La parole des Congolais étouffée par l’idéologie de la RTBF
Lisez les deux textes et comparez vous-mêmes : tous les témoignages qui, dans l’original, laissaient entendre que le passé colonial comportait des bienfaits, et que les Congolais étaient responsables de leur situation actuelle, ont été retirés ou amputés. Dans le cas des extraits de Florimond Muteba (raccourci) et d’Eunice Etaka (rallongé et commenté), la RTBF impute insensiblement la responsabilité des déboires congolais aux colons belges partis précipitamment et à l’exploitation sauvage des richesses minières par les multinationales. Pour rétablir son idéologie – qui veut que l’homme blanc soit toujours, de tout temps et en tous lieux, l’oppresseur de l’homme noir – la RTBF n’hésite pas à supprimer puis à charcuter et diluer un de ses propres articles.

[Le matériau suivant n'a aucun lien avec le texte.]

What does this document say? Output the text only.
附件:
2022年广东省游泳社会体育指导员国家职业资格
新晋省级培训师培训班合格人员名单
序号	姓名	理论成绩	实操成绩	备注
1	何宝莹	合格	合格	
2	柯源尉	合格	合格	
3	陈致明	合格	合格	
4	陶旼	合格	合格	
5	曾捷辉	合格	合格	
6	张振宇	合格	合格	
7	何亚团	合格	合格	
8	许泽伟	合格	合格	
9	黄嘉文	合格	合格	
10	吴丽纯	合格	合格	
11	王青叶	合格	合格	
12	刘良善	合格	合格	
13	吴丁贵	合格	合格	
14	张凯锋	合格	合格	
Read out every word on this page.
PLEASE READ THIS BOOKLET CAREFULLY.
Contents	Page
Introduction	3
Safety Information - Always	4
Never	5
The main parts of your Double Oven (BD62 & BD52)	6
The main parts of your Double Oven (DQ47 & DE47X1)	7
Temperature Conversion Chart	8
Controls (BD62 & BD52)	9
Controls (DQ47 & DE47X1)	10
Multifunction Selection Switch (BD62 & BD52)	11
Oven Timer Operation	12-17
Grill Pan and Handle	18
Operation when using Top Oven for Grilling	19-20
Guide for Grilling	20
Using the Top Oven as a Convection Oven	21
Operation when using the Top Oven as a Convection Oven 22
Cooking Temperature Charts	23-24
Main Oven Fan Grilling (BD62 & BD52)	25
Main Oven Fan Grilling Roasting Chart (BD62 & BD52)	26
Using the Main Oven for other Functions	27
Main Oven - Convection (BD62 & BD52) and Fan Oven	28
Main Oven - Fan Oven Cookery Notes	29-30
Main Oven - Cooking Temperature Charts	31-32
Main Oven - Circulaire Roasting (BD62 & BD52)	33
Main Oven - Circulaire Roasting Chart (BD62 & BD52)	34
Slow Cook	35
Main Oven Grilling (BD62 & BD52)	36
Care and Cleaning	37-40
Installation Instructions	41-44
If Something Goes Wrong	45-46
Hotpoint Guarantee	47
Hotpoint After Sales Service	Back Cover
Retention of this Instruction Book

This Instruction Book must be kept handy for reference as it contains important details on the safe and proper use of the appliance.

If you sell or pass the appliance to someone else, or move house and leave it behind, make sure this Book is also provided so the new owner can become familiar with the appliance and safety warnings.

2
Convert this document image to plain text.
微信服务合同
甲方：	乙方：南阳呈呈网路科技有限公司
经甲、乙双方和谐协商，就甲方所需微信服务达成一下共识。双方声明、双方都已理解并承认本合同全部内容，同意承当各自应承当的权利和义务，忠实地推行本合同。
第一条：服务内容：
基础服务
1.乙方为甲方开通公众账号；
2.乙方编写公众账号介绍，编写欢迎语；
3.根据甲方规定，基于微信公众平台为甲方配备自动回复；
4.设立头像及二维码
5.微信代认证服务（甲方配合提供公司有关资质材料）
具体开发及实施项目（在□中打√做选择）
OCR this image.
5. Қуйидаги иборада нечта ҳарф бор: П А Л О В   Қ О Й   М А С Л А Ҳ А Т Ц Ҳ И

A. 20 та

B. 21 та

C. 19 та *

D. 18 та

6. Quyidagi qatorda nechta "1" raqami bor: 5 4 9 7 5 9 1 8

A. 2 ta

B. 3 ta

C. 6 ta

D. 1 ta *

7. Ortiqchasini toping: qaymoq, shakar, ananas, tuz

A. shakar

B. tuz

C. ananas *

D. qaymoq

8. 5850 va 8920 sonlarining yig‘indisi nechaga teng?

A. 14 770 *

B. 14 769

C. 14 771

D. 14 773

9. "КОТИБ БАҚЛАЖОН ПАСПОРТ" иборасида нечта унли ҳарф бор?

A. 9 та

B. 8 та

Au passage, elle s’octroie le droit d’arbitrer entre les voix congolaises qui méritent d’être entendues et celles qui ne le méritent pas.
Pourquoi la RTBF jouit-elle de ce privilège ? Un paragraphe, ajouté dans la « mise à jour » de l’article, nous donne un indice : « Les clefs de compréhension semblent brouillées par le grand trauma culturel, politique et social que fut 80 ans de colonisation. » Nous y sommes : les pauvres Congolais, parce qu’ils sont « traumatisés », ne possèdent pas les bonnes « clefs de compréhension ». Leur vécu, leur expérience, l’expérience de leurs parents et de leurs grands-parents, tout ça ne pèse rien face au diplôme et à la carte de presse du journaliste belge qui sait, lui, ce que les Congolais doivent penser du Congo, de son passé, de son présent et de son futur.
Les Congolais se trouvent donc rangés, au côté des musulmans, des femmes, des migrants, des homosexuels, des personnes transgenre et autres, dans le tiroir des minorités utiles, que la RTBF ouvre de temps à autre, pour en sortir un témoignage qu’elle pourra tailler sur mesure pour avancer son propre agenda sociétal. Tant pis, si au passage elle prive des individus et des groupes de leurs nuances, de leur agencement moral et de leur capacité d’autocritique. La RTBF ne s’encombre pas de scrupules dans la poursuite de son objectif politique ultime qui est de démoraliser l’homme blanc hétérosexuel, rendu coupable de tous les maux de la Terre. Coûte que coûte, l’information publique doit s’écraser devant l’idéologie, et grâce aux impôts que nous payons et qui la financent, la RTBF est sûre de n’en jamais rien souffrir.